Cross-domain collaboration recommendation
Proceedings of the 18th ACM SIGKDD international conference on Knowledge discovery and data mining - KDD '12
Interdisciplinary collaborations have generated huge impact to society. However, it is often hard for researchers to establish such cross-domain collaborations. What are the patterns of cross-domain collaborations? How do those collaborations form? Can we predict this type of collaborations? Cross-domain collaborations exhibit very different patterns compared to traditional collaborations in the same domain: 1) sparse connection: cross-domain collaborations are rare; 2) complementary expertise:
... cross-domain collaborators often have different expertise and interest; 3) topic skewness: cross-domain collaboration topics are focused on a subset of topics. All these patterns violate fundamental assumptions of traditional recommendation systems. In this paper, we analyze the cross-domain collaboration data from research publications and confirm the above patterns. We propose the Cross-domain Topic Learning (CTL) model to address these challenges. For handling sparse connections, CTL consolidates the existing cross-domain collaborations through topic layers instead of at author layers, which alleviates the sparseness issue.

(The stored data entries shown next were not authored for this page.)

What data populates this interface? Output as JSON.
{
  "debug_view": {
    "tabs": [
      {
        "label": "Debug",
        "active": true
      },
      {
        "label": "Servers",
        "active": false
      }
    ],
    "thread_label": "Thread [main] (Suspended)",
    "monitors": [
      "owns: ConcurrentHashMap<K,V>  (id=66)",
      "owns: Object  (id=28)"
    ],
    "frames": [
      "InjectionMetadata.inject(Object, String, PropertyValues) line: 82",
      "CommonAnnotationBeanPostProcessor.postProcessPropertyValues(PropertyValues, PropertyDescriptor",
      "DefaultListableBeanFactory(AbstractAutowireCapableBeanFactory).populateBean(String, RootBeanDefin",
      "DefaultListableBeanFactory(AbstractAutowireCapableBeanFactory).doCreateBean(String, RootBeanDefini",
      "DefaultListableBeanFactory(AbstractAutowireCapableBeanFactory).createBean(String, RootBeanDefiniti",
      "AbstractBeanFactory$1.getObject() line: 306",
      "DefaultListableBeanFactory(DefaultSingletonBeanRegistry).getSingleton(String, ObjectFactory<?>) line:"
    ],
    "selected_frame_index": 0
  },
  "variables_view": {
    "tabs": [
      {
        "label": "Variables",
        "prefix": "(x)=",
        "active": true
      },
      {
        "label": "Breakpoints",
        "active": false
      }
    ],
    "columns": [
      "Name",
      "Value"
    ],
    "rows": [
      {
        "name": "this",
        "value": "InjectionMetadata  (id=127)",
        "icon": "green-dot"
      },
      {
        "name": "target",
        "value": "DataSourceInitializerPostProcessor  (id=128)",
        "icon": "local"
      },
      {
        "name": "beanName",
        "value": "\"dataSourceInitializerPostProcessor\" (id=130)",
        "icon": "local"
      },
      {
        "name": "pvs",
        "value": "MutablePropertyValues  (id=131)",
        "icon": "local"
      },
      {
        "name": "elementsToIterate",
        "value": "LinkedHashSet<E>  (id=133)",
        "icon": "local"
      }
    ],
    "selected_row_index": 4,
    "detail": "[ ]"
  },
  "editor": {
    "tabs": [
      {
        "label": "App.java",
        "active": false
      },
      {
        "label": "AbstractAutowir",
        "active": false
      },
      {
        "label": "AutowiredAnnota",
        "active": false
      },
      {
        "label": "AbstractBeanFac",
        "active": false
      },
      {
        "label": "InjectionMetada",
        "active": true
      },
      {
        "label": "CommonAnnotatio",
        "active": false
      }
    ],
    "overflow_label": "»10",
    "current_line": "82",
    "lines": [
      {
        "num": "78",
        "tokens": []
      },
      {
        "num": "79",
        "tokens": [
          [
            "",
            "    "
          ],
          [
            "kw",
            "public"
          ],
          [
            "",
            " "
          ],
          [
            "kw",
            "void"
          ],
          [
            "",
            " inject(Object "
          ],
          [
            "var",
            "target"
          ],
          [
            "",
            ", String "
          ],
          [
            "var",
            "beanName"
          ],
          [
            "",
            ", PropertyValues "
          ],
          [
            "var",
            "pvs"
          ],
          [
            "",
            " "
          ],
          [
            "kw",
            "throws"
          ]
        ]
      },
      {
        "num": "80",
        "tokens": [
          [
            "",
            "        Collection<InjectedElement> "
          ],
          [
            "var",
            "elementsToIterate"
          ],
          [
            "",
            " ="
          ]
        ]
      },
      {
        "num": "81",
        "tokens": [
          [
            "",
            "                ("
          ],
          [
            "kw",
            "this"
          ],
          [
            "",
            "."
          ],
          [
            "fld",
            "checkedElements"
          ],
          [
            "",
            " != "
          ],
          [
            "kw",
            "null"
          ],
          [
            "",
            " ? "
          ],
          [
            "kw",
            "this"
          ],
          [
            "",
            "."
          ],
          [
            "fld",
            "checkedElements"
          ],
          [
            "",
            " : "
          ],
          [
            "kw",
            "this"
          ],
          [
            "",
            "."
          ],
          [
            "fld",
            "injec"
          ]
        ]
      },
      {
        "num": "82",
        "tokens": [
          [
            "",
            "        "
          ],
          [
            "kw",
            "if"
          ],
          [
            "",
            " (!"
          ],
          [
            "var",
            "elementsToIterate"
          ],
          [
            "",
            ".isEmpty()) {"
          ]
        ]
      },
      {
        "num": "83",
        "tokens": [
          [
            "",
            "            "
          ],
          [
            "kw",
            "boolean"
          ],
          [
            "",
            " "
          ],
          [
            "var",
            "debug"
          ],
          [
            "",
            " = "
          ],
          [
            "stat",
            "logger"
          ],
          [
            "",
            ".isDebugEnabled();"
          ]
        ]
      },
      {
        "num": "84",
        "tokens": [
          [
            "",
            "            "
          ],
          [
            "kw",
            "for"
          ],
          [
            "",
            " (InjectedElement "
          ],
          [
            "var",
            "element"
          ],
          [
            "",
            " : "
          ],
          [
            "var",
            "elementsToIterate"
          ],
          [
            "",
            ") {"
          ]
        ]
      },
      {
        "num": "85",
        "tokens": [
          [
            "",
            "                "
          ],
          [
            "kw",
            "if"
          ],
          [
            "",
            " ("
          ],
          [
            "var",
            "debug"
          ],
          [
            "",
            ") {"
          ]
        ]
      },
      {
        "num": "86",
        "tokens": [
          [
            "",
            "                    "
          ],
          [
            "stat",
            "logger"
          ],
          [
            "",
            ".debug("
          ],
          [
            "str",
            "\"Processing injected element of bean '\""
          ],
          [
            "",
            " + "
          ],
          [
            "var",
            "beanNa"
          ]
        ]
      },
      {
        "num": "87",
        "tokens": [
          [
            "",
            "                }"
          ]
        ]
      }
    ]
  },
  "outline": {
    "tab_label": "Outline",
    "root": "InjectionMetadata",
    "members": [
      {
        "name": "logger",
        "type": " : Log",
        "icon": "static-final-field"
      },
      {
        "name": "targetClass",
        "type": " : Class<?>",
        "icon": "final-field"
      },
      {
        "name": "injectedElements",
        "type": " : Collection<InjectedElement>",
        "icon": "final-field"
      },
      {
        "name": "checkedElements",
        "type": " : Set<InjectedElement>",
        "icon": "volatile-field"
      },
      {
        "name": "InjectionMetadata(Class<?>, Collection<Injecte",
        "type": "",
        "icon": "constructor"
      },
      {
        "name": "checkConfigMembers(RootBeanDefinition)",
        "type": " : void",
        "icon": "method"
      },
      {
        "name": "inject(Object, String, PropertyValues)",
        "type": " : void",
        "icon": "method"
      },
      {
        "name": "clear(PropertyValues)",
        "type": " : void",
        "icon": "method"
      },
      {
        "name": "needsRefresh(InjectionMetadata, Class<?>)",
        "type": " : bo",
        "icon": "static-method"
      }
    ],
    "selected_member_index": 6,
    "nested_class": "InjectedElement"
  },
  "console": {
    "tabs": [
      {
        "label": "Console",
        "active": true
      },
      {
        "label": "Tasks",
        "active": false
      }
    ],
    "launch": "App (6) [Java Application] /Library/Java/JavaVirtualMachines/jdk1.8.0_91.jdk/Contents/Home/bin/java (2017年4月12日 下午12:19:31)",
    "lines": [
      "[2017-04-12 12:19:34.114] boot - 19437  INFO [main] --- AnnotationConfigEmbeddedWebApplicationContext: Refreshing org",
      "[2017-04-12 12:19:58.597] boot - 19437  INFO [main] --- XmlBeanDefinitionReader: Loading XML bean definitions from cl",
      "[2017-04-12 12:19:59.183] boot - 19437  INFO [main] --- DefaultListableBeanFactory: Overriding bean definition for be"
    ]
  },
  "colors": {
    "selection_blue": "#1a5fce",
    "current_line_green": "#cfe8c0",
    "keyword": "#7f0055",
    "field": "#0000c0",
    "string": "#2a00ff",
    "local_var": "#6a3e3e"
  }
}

For handling complementary expertise, CTL models topic distributions from source and target domains separately, as well as the correlation across domains. For handling topic skewness, CTL only models relevant topics to the cross-domain collaboration. We compare CTL with several baseline approaches on large publication datasets from different domains. CTL outperforms baselines significantly on multiple recommendation metrics. Beyond accurate recommendation performance, CTL is also insensitive to parameter tuning as confirmed in the sensitivity analysis.